David Cohen has today’s great post up titled The Boomerang Founder. He defines "the Boomerang Founder is the one that “throw away” but then comes back later on and hits you upside the head, often causing significant trauma."
"You start a company, and you and a couple of buddies get together and draft a simple email about who’ll own what. You name the company, and maybe you even incorporate it. You’re in business! Some time goes by, and one of the founders isn’t work out or takes a day job or loses interest. Maybe she’s just not a startup person, she realizes. Now you’ve got one less founder, and you’re down to two at this point. It feels like no big deal. A buddy is departing – it’s all good. They’re good people."
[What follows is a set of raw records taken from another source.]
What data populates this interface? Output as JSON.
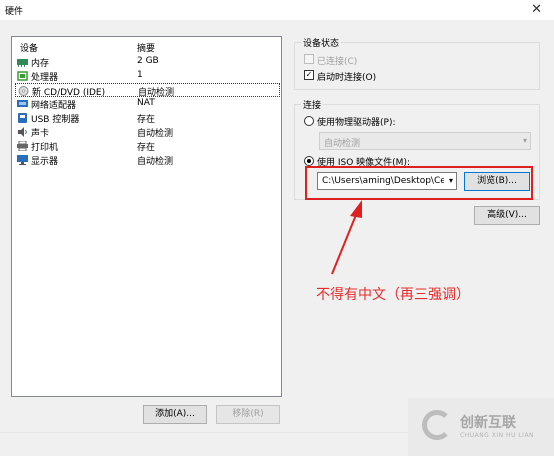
{
  "window": {
    "title": "硬件",
    "close_symbol": "✕"
  },
  "device_list": {
    "columns": {
      "device": "设备",
      "summary": "摘要"
    },
    "rows": [
      {
        "name": "内存",
        "summary": "2 GB",
        "icon": "memory-icon",
        "color": "#2e8b57"
      },
      {
        "name": "处理器",
        "summary": "1",
        "icon": "processor-icon",
        "color": "#3a9a3a"
      },
      {
        "name": "新 CD/DVD (IDE)",
        "summary": "自动检测",
        "icon": "cd-dvd-icon",
        "color": "#8a8a8a"
      },
      {
        "name": "网络适配器",
        "summary": "NAT",
        "icon": "network-adapter-icon",
        "color": "#2a6ebb"
      },
      {
        "name": "USB 控制器",
        "summary": "存在",
        "icon": "usb-icon",
        "color": "#2a6ebb"
      },
      {
        "name": "声卡",
        "summary": "自动检测",
        "icon": "sound-card-icon",
        "color": "#555555"
      },
      {
        "name": "打印机",
        "summary": "存在",
        "icon": "printer-icon",
        "color": "#666666"
      },
      {
        "name": "显示器",
        "summary": "自动检测",
        "icon": "display-icon",
        "color": "#2a6ebb"
      }
    ],
    "selected_index": 2
  },
  "buttons": {
    "add": "添加(A)...",
    "remove": "移除(R)",
    "browse": "浏览(B)...",
    "advanced": "高级(V)..."
  },
  "device_status": {
    "label": "设备状态",
    "connected": {
      "label": "已连接(C)",
      "checked": false,
      "enabled": false
    },
    "connect_at_power_on": {
      "label": "启动时连接(O)",
      "checked": true,
      "enabled": true
    }
  },
  "connection": {
    "label": "连接",
    "physical_drive": {
      "label": "使用物理驱动器(P):",
      "selected": false
    },
    "physical_drive_value": "自动检测",
    "iso_image": {
      "label": "使用 ISO 映像文件(M):",
      "selected": true
    },
    "iso_path": "C:\\Users\\aming\\Desktop\\Cer"
  },
  "annotation": {
    "text": "不得有中文（再三强调）",
    "color": "#e52b2b"
  },
  "watermark": {
    "brand": "创新互联",
    "sub": "CHUANG XIN HU LIAN"
  }
}
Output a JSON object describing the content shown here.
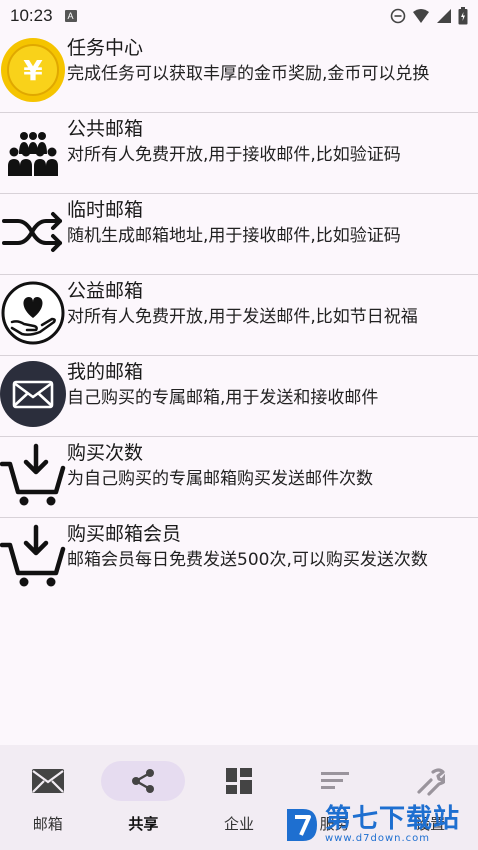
{
  "status_bar": {
    "time": "10:23",
    "badge": "A"
  },
  "list": [
    {
      "title": "任务中心",
      "desc": "完成任务可以获取丰厚的金币奖励,金币可以兑换",
      "icon": "gold-coin-icon"
    },
    {
      "title": "公共邮箱",
      "desc": "对所有人免费开放,用于接收邮件,比如验证码",
      "icon": "group-people-icon"
    },
    {
      "title": "临时邮箱",
      "desc": "随机生成邮箱地址,用于接收邮件,比如验证码",
      "icon": "shuffle-icon"
    },
    {
      "title": "公益邮箱",
      "desc": "对所有人免费开放,用于发送邮件,比如节日祝福",
      "icon": "heart-hand-icon"
    },
    {
      "title": "我的邮箱",
      "desc": "自己购买的专属邮箱,用于发送和接收邮件",
      "icon": "envelope-circle-icon"
    },
    {
      "title": "购买次数",
      "desc": "为自己购买的专属邮箱购买发送邮件次数",
      "icon": "cart-download-icon"
    },
    {
      "title": "购买邮箱会员",
      "desc": "邮箱会员每日免费发送500次,可以购买发送次数",
      "icon": "cart-download-icon"
    }
  ],
  "bottom_nav": [
    {
      "label": "邮箱",
      "icon": "mail-icon",
      "active": false
    },
    {
      "label": "共享",
      "icon": "share-icon",
      "active": true
    },
    {
      "label": "企业",
      "icon": "dashboard-icon",
      "active": false
    },
    {
      "label": "服务",
      "icon": "notes-icon",
      "active": false
    },
    {
      "label": "设置",
      "icon": "wrench-icon",
      "active": false
    }
  ],
  "watermark": {
    "big": "第七下载站",
    "small": "www.d7down.com"
  },
  "colors": {
    "accent_pill": "#e6dcf0",
    "nav_bg": "#f2ecf3",
    "background": "#fcf7fc",
    "coin": "#f5c400",
    "watermark": "#1e6fd0"
  }
}
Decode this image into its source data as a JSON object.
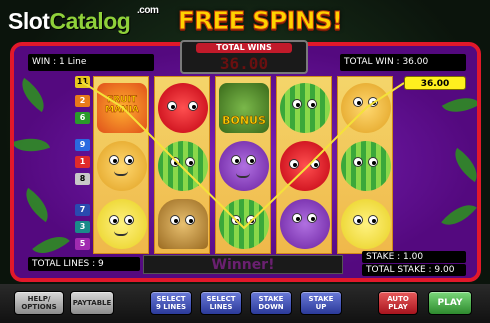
{
  "watermark": {
    "brand_part1": "Slot",
    "brand_part2": "Catalog",
    "suffix": ".com"
  },
  "title": "FREE SPINS!",
  "header": {
    "win_line": "WIN : 1 Line",
    "total_wins_label": "TOTAL WINS",
    "total_wins_value": "36.00",
    "total_win": "TOTAL WIN : 36.00"
  },
  "line_numbers": [
    "11",
    "2",
    "6",
    "9",
    "1",
    "8",
    "7",
    "3",
    "5"
  ],
  "win_amount": "36.00",
  "symbols": {
    "fruit_mania_line1": "FRUIT",
    "fruit_mania_line2": "MANIA",
    "bonus": "BONUS"
  },
  "footer": {
    "total_lines": "TOTAL LINES : 9",
    "message": "Winner!",
    "stake": "STAKE : 1.00",
    "total_stake": "TOTAL STAKE : 9.00"
  },
  "buttons": {
    "help": "HELP/ OPTIONS",
    "paytable": "PAYTABLE",
    "select9": "SELECT 9 LINES",
    "select_lines": "SELECT LINES",
    "stake_down": "STAKE DOWN",
    "stake_up": "STAKE UP",
    "auto_play": "AUTO PLAY",
    "play": "PLAY"
  },
  "colors": {
    "frame": "#e2182a",
    "background": "#5a0d92",
    "accent": "#ffd200",
    "play": "#2e8a2e"
  }
}
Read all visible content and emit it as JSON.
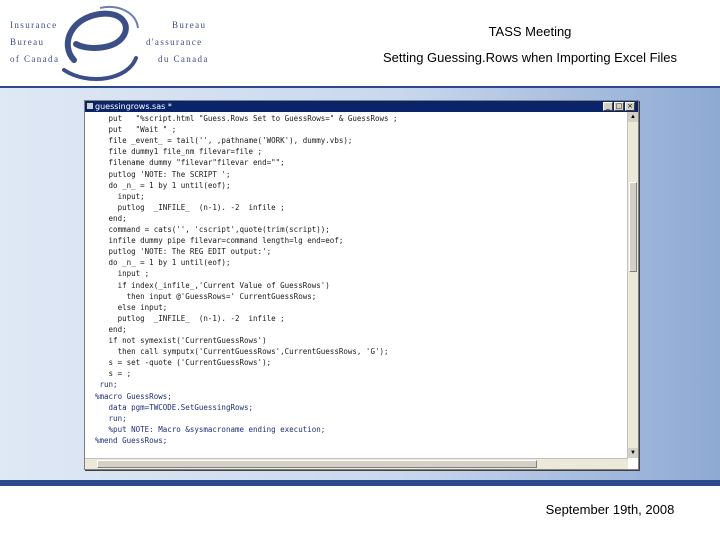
{
  "logo": {
    "left_lines": [
      "Insurance",
      "Bureau",
      "of Canada"
    ],
    "right_lines": [
      "Bureau",
      "d'assurance",
      "du Canada"
    ]
  },
  "header": {
    "title": "TASS Meeting",
    "subtitle": "Setting Guessing.Rows when Importing Excel Files"
  },
  "editor": {
    "window_title": "guessingrows.sas *",
    "buttons": {
      "minimize": "_",
      "maximize": "□",
      "close": "×"
    },
    "lines": [
      "   put   \"%script.html \"Guess.Rows Set to GuessRows=\" & GuessRows ;",
      "   put   \"Wait \" ;",
      "   file _event_ = tail('', ,pathname('WORK'), dummy.vbs);",
      "   file dummy1 file_nm filevar=file ;",
      "   filename dummy \"filevar\"filevar end=\"\";",
      "   putlog 'NOTE: The SCRIPT ';",
      "   do _n_ = 1 by 1 until(eof);",
      "     input;",
      "     putlog  _INFILE_  (n-1). -2  infile ;",
      "   end;",
      "   command = cats('', 'cscript',quote(trim(script));",
      "   infile dummy pipe filevar=command length=lg end=eof;",
      "   putlog 'NOTE: The REG EDIT output:';",
      "   do _n_ = 1 by 1 until(eof);",
      "     input ;",
      "     if index(_infile_,'Current Value of GuessRows')",
      "       then input @'GuessRows=' CurrentGuessRows;",
      "     else input;",
      "     putlog  _INFILE_  (n-1). -2  infile ;",
      "   end;",
      "   if not symexist('CurrentGuessRows')",
      "     then call symputx('CurrentGuessRows',CurrentGuessRows, 'G');",
      "   s = set -quote ('CurrentGuessRows');",
      "   s = ;",
      " run;",
      "%macro GuessRows;",
      "   data pgm=TWCODE.SetGuessingRows;",
      "   run;",
      "   %put NOTE: Macro &sysmacroname ending execution;",
      "%mend GuessRows;"
    ]
  },
  "footer": {
    "date": "September 19th, 2008"
  },
  "colors": {
    "brand_blue": "#3b4f86",
    "band_dark": "#2a4a8c",
    "window_title_bg": "#0a246a"
  }
}
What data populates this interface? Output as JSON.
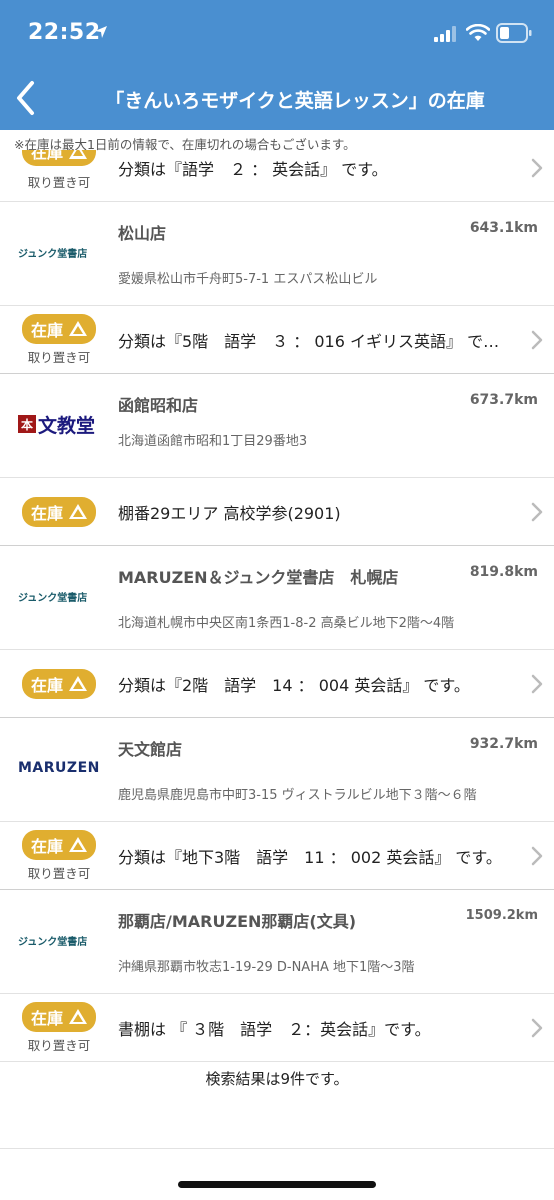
{
  "status_bar": {
    "time": "22:52"
  },
  "nav": {
    "title": "「きんいろモザイクと英語レッスン」の在庫"
  },
  "notice": "※在庫は最大1日前の情報で、在庫切れの場合もございます。",
  "stock_badge": "在庫",
  "hold_label": "取り置き可",
  "top_partial": {
    "shelf": "分類は『語学　２ ： 英会話』 です。",
    "hold": true
  },
  "stores": [
    {
      "logo": "ジュンク堂書店",
      "logo_type": "junku",
      "name": "松山店",
      "distance": "643.1km",
      "address": "愛媛県松山市千舟町5-7-1 エスパス松山ビル",
      "shelf": "分類は『5階　語学　３ ： 016 イギリス英語』 で…",
      "hold": true
    },
    {
      "logo": "文教堂",
      "logo_type": "bunkyo",
      "logo_mark": "本",
      "name": "函館昭和店",
      "distance": "673.7km",
      "address": "北海道函館市昭和1丁目29番地3",
      "shelf": "棚番29エリア 高校学参(2901)",
      "hold": false
    },
    {
      "logo": "ジュンク堂書店",
      "logo_type": "junku",
      "name": "MARUZEN＆ジュンク堂書店　札幌店",
      "distance": "819.8km",
      "address": "北海道札幌市中央区南1条西1-8-2 高桑ビル地下2階～4階",
      "shelf": "分類は『2階　語学　14 ： 004 英会話』 です。",
      "hold": false
    },
    {
      "logo": "MARUZEN",
      "logo_type": "maruzen",
      "name": "天文館店",
      "distance": "932.7km",
      "address": "鹿児島県鹿児島市中町3-15 ヴィストラルビル地下３階～６階",
      "shelf": "分類は『地下3階　語学　11 ： 002 英会話』 です。",
      "hold": true
    },
    {
      "logo": "ジュンク堂書店",
      "logo_type": "junku",
      "name": "那覇店/MARUZEN那覇店(文具)",
      "distance": "1509.2km",
      "address": "沖縄県那覇市牧志1-19-29 D-NAHA 地下1階～3階",
      "shelf": "書棚は 『 ３階　語学　２：英会話』です。",
      "hold": true
    }
  ],
  "result_count": "検索結果は9件です。",
  "colors": {
    "header": "#4a8fd0",
    "badge": "#e0ae30"
  },
  "icons": {
    "back": "chevron-left-icon",
    "row": "chevron-right-icon"
  }
}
Read the story. I’ve seen it more times that I care to recall. David has some very practical advice for all founders at the end.
Georges van Hoegaerden, the managing director of The Venture Company, has today’s post of the day titled Which investors to avoid. In addition to a couple of great one-liners, it’s got some good advice.
To reinforce Georges post with an opposite, take a look at Fred Wilson’s post Soundcloud – Flickr For Musicians. In it, Fred offers a suggestion for the best way for an entrepreneur to pitch him, "they should send me a link to their web service and if I like it, I’ll follow up and meet with them" reinforcing his position as one of the most accessible VCs ever. One who gets innovation, loves working with entrepreneurs, and understands the value of clear, crisp, and detailed interaction in the process.
I’ve gotten several emails recently from folks complaining that their VCs are wasting their legal spend on changing indemnification agreements. What is going on and why is this important?
Let’s say you’re a VC and you sit on the board of a portfolio company. Something goes wrong at the company; and the plaintiffs sue everyone in sight, including you. You don’t welcome the idea of paying litigation costs out of pocket, but luckily you have an indemnity agreement from the portfolio company – saying that the company will cover litigation costs and liabilities. You also are indemnified by your VC fund, but until recently most people thought that was just a “backup” – in case the portfolio company was insolvent.
But that was before the recent Levy v. HLI Operating Company case. There, a Delaware court surprised most experts by holding that where the individual board member had indemnity rights both from the portfolio company and his fund, the fund and the portfolio company had to share claims for any indemnity claims required to be paid. [This clearly will lead to a financial and process nightmare dealing with different insurance carries and attorneys. – Ed.]
The result? VCs are changing their indemnity agreement forms. The NVCA form of indemnity agreement has been changed to make it clear that the portfolio company indemnification is the board member’s primary source of protection, and the VC fund will have to pay only if the portfolio company is unable to do so. Since most people assumed that was true prior to the Levy case, our experience is that most companies aren’t fighting this change.
Tim Draper – the co-founder of DFJ – is the latest entrant into the pantheon of VC bloggers. So far he hasn’t said much, but he did take his clothes off while singing the chorus of his song "The Riskmaster."